Since 2017 French artist Mathieu Kleyebe Abonnenc has been working on a series of large-format color photographs under the title Vieux-Wacapou. The photographs were taken in French Guiana, a overseas department and region of France on the north-eastern coast of South America, where the artist spent his childhood. The title of the series refers to the Maroni river, which is the destination of Abonnenc’s journeys into the interior.
Already in the early 20th century, this was a settlement that attracted newcomers from the English-speaking island country of Saint Lucia and the French-speaking neighboring islands of the Antilles. Most of the settlers were people of African descent whose ancestors had been slaves in the Antilles. In the course of time, Wacapou developed into a prosperous village that was supported primarily by gold panning. In the mid-1980s, the artist’s mother decided to buy a house there, which had previously been occupied by a former gold panner named Joseph Bernes. However, her plans for her family to stay sometimes in this modest wooden house on stilts were thwarted by the postcolonial civil war that broke out in neighboring Suriname in the summer of 1986, making it dangerous to remain in such a volatile border area.

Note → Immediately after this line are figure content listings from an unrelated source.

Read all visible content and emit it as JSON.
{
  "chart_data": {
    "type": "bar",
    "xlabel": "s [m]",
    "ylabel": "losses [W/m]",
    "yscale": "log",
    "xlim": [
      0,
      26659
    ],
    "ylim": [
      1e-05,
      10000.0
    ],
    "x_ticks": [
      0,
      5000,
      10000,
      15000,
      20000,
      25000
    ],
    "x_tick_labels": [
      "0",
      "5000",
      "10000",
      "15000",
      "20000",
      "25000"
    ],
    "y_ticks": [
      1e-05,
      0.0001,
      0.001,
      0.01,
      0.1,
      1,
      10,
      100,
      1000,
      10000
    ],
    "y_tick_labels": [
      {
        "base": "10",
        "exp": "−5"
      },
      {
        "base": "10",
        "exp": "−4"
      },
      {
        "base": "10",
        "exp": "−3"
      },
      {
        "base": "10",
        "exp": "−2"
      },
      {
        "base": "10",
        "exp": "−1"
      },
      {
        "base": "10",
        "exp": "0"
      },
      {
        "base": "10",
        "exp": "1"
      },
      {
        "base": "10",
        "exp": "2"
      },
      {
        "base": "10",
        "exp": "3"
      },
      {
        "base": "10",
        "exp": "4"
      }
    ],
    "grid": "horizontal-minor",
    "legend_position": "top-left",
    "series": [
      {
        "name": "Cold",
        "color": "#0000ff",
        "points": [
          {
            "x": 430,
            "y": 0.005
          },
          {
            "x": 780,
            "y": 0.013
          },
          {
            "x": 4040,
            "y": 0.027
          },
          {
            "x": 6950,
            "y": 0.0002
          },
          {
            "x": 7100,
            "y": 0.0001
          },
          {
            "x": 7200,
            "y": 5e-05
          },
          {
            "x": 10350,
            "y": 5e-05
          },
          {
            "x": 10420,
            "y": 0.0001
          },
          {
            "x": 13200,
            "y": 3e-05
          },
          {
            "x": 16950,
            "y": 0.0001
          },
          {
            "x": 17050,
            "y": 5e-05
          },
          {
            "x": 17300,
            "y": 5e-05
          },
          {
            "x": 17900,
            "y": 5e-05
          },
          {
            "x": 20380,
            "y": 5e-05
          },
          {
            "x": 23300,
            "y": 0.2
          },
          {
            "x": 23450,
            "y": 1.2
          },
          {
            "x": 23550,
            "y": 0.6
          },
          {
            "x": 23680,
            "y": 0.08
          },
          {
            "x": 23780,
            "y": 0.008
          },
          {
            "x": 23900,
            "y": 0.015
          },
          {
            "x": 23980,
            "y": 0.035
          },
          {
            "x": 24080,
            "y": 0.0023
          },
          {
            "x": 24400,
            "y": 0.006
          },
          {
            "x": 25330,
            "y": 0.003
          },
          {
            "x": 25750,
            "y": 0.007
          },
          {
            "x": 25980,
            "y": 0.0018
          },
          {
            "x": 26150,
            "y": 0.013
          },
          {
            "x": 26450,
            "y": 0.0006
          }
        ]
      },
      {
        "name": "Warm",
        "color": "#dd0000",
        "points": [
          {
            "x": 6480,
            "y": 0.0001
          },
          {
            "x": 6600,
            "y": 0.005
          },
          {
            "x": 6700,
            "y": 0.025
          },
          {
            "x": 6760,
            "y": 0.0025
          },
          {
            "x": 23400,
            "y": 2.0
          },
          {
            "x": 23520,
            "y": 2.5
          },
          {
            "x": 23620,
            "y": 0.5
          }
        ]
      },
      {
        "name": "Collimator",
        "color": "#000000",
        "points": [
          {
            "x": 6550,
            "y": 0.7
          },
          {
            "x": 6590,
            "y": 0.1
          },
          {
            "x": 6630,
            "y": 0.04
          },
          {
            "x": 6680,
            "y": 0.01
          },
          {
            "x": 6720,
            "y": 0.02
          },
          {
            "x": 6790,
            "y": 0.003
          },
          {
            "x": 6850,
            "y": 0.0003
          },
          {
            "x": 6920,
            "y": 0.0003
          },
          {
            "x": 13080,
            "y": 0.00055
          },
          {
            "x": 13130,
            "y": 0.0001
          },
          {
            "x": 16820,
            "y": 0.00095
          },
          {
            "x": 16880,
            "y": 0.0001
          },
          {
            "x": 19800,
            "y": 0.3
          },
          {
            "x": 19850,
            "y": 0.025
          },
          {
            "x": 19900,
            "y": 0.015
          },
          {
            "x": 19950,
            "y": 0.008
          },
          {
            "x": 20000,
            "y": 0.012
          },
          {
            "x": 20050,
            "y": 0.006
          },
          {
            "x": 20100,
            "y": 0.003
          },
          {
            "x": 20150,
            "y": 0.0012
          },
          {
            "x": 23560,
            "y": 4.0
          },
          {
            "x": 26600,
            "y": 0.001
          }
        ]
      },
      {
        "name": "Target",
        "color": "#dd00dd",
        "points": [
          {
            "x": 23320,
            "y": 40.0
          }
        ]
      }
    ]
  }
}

It was not until 30 years after the violent upheaval in Suriname that Abonnenc took the decision to travel to Wacapou. The photographic series Vieux-Wacapou documents the artist’s quest for the place of his childhood. Today, the remains of the abandoned settlement are buried beneath a dense layer of vegetation. Abonnenc had to apply himself as an archaeologist in order to uncover the secrets of the jungle. Just as our eyes adjust only gradually to the darkness, so too do we recognize, in time, the traces of the former village and its history: the stilts of the houses, the gas bottles, the crosses in the graveyard, the concrete steps of the jetty. Abonnenc’s photographs of the abandoned village of Wacapou are a complex amalgam of European colonial history, the march of time, and family history. At the same time, Abonnenc’s exploration of the history of his mother’s house confronts him with questions that go far beyond his immediate quest. As he puts it: Wherever I turn, especially in South America, the questions I want to pose, for my own edification, prove to be productive: Whose land is this? Who did you get it from? Where is your house? These three narrative strands direct the way I interpret the places that I would like to visit in my bid to capture an image portraying the fragile memory of this home.